Alguien más volvió a mirarme a los ojos, era la estudiante de medicina que se encontraba haciendo su práctica. La tomé de la mano y le pedí disculpas si era que me había portado mal o no había colaborado. Lloramos juntas. A lo lejos, el llanto de mi hijo, y la pediatra que decía “3, 760 kg, parece un bebé de dos meses de lo armadito que está”. Ahí hubo algo que sí me asustó, sus voces empezaban a ser menos audibles y el ambiente se volvía cada vez más blanco, más lejano. Miré a la residente y balbuceando pregunté: “¿Me estoy muriendo?” Ella, sorprendida, buscando respuesta a lo que sucedía entre los presentes, abrió los ojos más grandes que los míos, yo simplemente ya no podía hacerlo.

-No, gorda - respondió la obstetra – te estamos durmiendo.

- Hay que hacer un legrado, tiene mucha membrana adherida. Tráeme el hilo -ya no recuerdo con exactitud, pero dijo un número.

- No hay más.

-Bueno, traé el otro.


Cuando empezaron a coser la episiotomía, parecía dormida, pero no me había agarrado la anestesia e intenté sacarle las manos al médico. Me ataron. Ese fue mi último recuerdo, después… el pasillo.

El postparto no fue mejor. La enfermera, que evidentemente seguía enojada porque le había exigido atención, se esmeró en demostrar su descontento con frases como: “¿Vos te pensás que los analgésicos son caramelos?” o “Cuando lo hacían no les dolía”.

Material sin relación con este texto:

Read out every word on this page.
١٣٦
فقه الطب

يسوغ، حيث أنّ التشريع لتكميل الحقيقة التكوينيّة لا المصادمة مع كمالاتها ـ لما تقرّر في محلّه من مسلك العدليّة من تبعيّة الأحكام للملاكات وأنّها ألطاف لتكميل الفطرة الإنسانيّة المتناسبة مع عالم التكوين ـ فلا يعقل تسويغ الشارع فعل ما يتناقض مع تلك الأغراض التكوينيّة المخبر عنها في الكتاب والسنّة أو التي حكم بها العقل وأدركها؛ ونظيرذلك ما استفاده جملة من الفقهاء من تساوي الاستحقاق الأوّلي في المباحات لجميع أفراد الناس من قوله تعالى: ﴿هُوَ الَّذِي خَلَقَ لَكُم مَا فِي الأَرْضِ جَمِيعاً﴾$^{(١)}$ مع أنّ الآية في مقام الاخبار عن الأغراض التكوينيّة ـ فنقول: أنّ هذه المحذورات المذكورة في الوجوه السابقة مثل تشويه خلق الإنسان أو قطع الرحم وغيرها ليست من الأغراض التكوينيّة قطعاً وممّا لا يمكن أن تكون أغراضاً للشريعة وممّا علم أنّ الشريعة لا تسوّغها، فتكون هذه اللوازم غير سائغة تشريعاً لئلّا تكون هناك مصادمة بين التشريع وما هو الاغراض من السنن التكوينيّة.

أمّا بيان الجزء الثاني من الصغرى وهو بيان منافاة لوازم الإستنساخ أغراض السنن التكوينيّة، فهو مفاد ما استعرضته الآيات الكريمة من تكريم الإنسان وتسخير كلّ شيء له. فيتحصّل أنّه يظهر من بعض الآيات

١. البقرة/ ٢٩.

El domingo me dieron de alta. Volví a casa con una linda anemia y problemas de hipotensión. Ojalá, como mi compañero dijo esta mañana en la cocina, alguien hubiera colgado en ese hospital una bandera que dijera “Parto respetado”. Hoy, exactamente a 16 años de ese Mayo de 2002, no sólo tenemos una bandera, tenemos conciencia de lo que es la violencia obstétrica, tenemos también la “Semana del Parto Respetado” y la Ley 25.929. ¡Qué bueno que ya no sepamos qué inventar!